The Wide and Narrow Gates
Enter through the narrow gate; for the gate is wide and the way is broad that leads to destruction, and there are many who enter through it. For the gate is small and the way is narrow that leads to life, and there are few who find it. (Matthew 7:13-14).
That parable from Jesus' Sermon on the Mount inspired my 1980 painting, Two Roads. While artists have depicted scenes from the Bible since at least the 3rd century, my aim was to create an image unlike any seen before: an in-depth portrayal of the ultimate duality through symbolic imagery.
Ebb and Flow
On casual observation, one sees the subject of this painting to be a beautiful woman wading on the ocean shoreline; however, there is much more to it! Viewing with careful scrutiny reveals a mystery hidden in plain sight. The true concept behind this artwork is the phenomenon known as Pareidolia; seeing familiar shapes in unexpected places where none actually exist.
Misty Mountains
This 24” square piece is all that remains of a huge 4’ x 8’ background painting, originally created for my 1982 animated short film, Encounter. It was the largest painting I had ever made, but unfortunately an 8’ wide painting was just too impractical to keep! After finishing the movie, I cut it down drastically and kept only the best portion.
Gypsy Dancer
For a long period, I was focused on my animation career and family life leaving little time or energy for painting. Except for a few quick studies, I had not made any serious personal paintings for about 18 years! Then, in 2010, I decided to end my dormant period and get back to the easel! The plan was to begin in a small and simple manner in order to bring my skills up to speed; therefore, I started with this piece which I entitled Gypsy Dancer.

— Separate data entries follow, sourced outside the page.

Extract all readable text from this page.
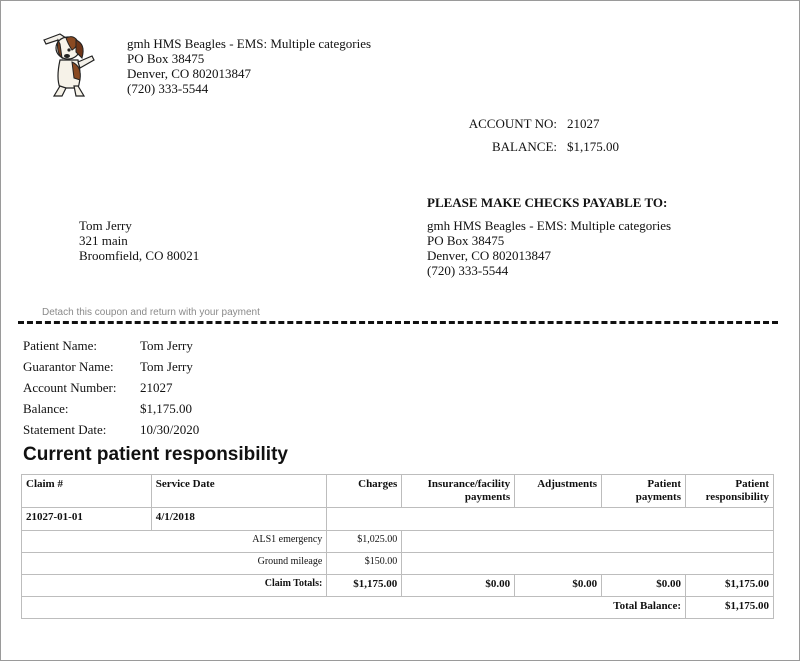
gmh HMS Beagles - EMS: Multiple categories
PO Box 38475
Denver, CO 802013847
(720) 333-5544
ACCOUNT NO: 21027
BALANCE: $1,175.00
PLEASE MAKE CHECKS PAYABLE TO:
gmh HMS Beagles - EMS: Multiple categories
PO Box 38475
Denver, CO 802013847
(720) 333-5544
Tom Jerry
321 main
Broomfield, CO 80021
Detach this coupon and return with your payment
Patient Name:	Tom Jerry
Guarantor Name: Tom Jerry
Account Number: 21027
Balance:	$1,175.00
Statement Date:	10/30/2020
Current patient responsibility
Claim #	Service Date	Charges	Insurance/facility payments	Adjustments	Patient payments	Patient responsibility
21027-01-01	4/1/2018					
ALS1 emergency		$1,025.00				
Ground mileage		$150.00				
Claim Totals:		$1,175.00	$0.00	$0.00	$0.00	$1,175.00
Total Balance:						$1,175.00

Over the Mountains of Ifdawn
They climbed up and up. He opened his eyes, and ventured to look around him. By this time they were already level with the top of the outer rampart of precipices. There now came in sight a wild archipelago of islands, with jagged outlines, emerging from a sea of air. The islands were mountain summits; or, more accurately speaking, the country was a high tableland, fissured everywhere by narrow and apparently bottomless cracks. These cracks were in some cases like canals, in others like lakes, in others merely holes in the ground, closed in all round. The perpendicular sides of the islands—that is, the upper, visible parts of the innumerable cliff faces—were of bare rock, gaudily coloured; but the level surfaces were a tangle of wild plant life. -David Lindsay, A Voyage to Arcturus, 1920
This moment described in David Lindsay's visionary novel A Voyage to Arcturus was the inspiration for one of my earliest paintings, entitled Idawn, which I completed in 1975 at the age of 19. It depicts characters Oceaxe and Maskull riding a flying snake-like creature called a shrowk over the land of Ifdawn. Clearly, there are a lot of bizarre names in Lindsay's book!